Though British Home Secretary (interior minister) David Blunkett has sought to strip Hamza of his British citizenship and deport him, the legal battle has dragged on for years while Hamza keeps calling down the wrath of God.
Despite tougher anti-terrorism laws, the police, prosecutors and intelligence chiefs across Europe say they are struggling to contain the openly seditious speech of Islamic extremists, some of whom, they say, have been inciting young men to suicidal violence since the 1990s.
One chapter in Mohammad's lectures these days is "The Psyche of Muslims for Suicide Bombing."

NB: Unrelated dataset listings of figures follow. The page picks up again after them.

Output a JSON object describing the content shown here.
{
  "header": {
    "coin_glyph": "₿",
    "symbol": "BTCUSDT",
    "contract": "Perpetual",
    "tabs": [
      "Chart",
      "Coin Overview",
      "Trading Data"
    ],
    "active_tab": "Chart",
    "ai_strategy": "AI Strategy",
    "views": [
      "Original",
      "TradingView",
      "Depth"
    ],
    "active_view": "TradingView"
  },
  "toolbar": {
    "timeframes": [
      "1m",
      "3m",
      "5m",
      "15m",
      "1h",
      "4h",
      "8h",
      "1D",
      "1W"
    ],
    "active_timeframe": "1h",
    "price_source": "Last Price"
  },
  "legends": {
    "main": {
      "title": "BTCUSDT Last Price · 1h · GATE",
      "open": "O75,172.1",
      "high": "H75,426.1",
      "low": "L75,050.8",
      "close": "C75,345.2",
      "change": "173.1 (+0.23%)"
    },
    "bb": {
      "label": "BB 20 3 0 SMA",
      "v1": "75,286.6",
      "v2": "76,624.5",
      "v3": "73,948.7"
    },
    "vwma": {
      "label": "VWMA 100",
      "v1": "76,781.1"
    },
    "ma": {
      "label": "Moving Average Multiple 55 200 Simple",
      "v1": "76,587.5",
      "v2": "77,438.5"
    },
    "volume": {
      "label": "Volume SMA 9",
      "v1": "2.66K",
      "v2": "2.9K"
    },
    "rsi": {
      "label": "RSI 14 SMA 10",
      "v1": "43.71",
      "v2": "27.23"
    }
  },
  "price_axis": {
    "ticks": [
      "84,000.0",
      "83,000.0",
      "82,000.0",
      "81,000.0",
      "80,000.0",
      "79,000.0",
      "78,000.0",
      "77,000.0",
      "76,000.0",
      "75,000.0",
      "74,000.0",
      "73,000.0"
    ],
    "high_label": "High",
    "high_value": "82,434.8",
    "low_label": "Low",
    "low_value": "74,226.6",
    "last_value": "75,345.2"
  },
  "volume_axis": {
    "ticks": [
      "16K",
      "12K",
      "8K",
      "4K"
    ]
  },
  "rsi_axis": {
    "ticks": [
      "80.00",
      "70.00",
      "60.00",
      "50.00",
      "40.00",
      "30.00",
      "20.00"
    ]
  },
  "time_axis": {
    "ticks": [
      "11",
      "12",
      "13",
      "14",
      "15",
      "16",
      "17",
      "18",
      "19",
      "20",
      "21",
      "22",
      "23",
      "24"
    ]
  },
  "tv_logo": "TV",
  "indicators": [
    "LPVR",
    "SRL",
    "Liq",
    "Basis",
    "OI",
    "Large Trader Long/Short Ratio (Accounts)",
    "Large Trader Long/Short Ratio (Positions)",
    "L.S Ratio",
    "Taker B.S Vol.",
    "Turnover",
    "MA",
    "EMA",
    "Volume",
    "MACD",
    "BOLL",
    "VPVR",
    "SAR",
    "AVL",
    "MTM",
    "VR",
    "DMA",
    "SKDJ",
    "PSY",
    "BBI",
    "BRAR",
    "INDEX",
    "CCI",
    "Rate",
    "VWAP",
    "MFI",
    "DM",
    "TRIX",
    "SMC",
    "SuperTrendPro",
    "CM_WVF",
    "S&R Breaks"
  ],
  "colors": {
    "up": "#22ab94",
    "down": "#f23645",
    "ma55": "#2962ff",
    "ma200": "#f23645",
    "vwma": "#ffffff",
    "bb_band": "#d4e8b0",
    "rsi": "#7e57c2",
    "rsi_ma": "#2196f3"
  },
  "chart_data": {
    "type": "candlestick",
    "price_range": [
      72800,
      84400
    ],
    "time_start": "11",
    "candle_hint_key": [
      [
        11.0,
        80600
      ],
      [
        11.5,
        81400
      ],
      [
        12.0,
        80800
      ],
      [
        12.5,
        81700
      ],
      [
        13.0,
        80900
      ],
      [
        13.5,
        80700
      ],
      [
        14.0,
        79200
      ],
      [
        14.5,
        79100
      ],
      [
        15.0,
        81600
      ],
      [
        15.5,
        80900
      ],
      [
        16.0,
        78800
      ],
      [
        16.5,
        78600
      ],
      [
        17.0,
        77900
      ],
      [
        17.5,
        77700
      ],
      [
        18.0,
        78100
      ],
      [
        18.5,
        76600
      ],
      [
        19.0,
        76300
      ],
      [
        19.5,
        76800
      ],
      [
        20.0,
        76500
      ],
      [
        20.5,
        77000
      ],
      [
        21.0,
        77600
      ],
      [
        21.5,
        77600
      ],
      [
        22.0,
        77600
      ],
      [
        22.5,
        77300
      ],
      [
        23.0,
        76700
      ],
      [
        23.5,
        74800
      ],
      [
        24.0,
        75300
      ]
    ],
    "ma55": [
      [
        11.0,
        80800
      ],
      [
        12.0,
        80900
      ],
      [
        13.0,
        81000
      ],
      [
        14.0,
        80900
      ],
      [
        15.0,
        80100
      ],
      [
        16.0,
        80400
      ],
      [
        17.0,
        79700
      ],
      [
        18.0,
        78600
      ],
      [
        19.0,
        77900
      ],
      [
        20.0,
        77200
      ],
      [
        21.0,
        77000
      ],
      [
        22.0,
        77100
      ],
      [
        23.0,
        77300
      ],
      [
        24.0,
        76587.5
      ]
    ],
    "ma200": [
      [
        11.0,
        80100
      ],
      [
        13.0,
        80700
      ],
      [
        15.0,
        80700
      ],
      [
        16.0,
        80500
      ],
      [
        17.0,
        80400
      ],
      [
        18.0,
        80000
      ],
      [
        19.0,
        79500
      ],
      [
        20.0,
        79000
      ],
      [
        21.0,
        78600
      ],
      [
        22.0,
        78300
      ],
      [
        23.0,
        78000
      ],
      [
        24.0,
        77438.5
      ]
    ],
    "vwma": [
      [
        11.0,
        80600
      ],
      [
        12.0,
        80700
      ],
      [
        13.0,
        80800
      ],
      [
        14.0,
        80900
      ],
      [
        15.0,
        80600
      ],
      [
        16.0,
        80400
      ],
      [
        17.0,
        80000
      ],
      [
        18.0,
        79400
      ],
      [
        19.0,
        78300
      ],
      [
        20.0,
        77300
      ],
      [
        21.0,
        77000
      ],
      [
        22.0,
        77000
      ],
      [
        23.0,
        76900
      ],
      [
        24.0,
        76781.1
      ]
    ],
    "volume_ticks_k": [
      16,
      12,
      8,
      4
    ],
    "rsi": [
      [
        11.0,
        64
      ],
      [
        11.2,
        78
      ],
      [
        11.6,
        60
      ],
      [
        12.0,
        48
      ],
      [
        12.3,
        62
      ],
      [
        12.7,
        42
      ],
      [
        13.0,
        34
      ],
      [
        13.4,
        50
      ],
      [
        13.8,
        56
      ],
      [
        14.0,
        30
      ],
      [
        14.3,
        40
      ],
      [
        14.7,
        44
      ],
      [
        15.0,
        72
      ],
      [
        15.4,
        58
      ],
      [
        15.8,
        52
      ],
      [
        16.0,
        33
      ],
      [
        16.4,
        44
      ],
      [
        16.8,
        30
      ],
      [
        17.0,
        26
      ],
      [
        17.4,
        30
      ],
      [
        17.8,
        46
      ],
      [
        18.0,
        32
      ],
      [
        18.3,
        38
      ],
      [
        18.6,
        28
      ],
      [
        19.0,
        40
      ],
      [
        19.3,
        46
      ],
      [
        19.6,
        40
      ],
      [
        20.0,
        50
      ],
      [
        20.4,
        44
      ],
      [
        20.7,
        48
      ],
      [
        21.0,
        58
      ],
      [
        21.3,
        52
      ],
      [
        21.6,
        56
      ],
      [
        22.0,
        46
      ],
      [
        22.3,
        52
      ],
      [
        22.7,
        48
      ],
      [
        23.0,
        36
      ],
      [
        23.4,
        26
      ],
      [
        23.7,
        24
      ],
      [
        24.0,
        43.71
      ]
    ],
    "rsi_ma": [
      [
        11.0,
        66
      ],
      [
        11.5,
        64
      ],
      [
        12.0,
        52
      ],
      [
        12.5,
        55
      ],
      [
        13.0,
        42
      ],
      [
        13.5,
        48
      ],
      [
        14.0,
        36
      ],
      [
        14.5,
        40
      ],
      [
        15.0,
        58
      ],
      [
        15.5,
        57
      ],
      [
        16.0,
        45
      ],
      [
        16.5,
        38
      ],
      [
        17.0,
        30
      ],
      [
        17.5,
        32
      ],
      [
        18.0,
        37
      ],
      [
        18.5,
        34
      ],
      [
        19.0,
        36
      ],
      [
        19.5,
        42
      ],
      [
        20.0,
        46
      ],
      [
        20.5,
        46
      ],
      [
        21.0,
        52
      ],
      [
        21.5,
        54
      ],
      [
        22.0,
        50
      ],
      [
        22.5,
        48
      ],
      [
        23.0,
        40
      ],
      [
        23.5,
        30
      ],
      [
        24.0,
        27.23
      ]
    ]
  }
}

The authorities say that laws to protect religious expression and civil liberties have the result of limiting what they can do to stop hateful speech. In the case of foreigners, they say they often are left to seek deportation, a lengthy and uncertain process and subject to legal appeals, during which the suspect can keep inciting attacks.
That leaves the authorities to resort to less effective means, such as mouse-trapping Islamic radicals with immigration violations in hopes of making a deportation case stick.
"In many countries, the laws are liberal and it's not easy," an official said.
While some clerics, like Abu Qatada -- said to be the spiritual counselor of Mohamed Atta, who led the Sept. 11 hijacking team -- remain in prison in Britain without charge, others like Mohammad, leader of a movement called Al Muhajiroun, carry on a robust ideological campaign.
Mainstream Muslims are outraged by the situation, saying the actions of a few are causing their communities to be singled out for surveillance and making the larger, non-Muslim population distrustful of them.
Muhammad Sulaiman, a stalwart of the mainstream Central Mosque here, was penniless when he arrived from the Kashmiri frontier of Pakistan in 1956. He raised money to build the Central Mosque and now leads a campaign to ban Al Muhajiroun radicals from the city's 10 mosques.
"This is show-off business," he says in accented English. "I don't want these kids in my mosque."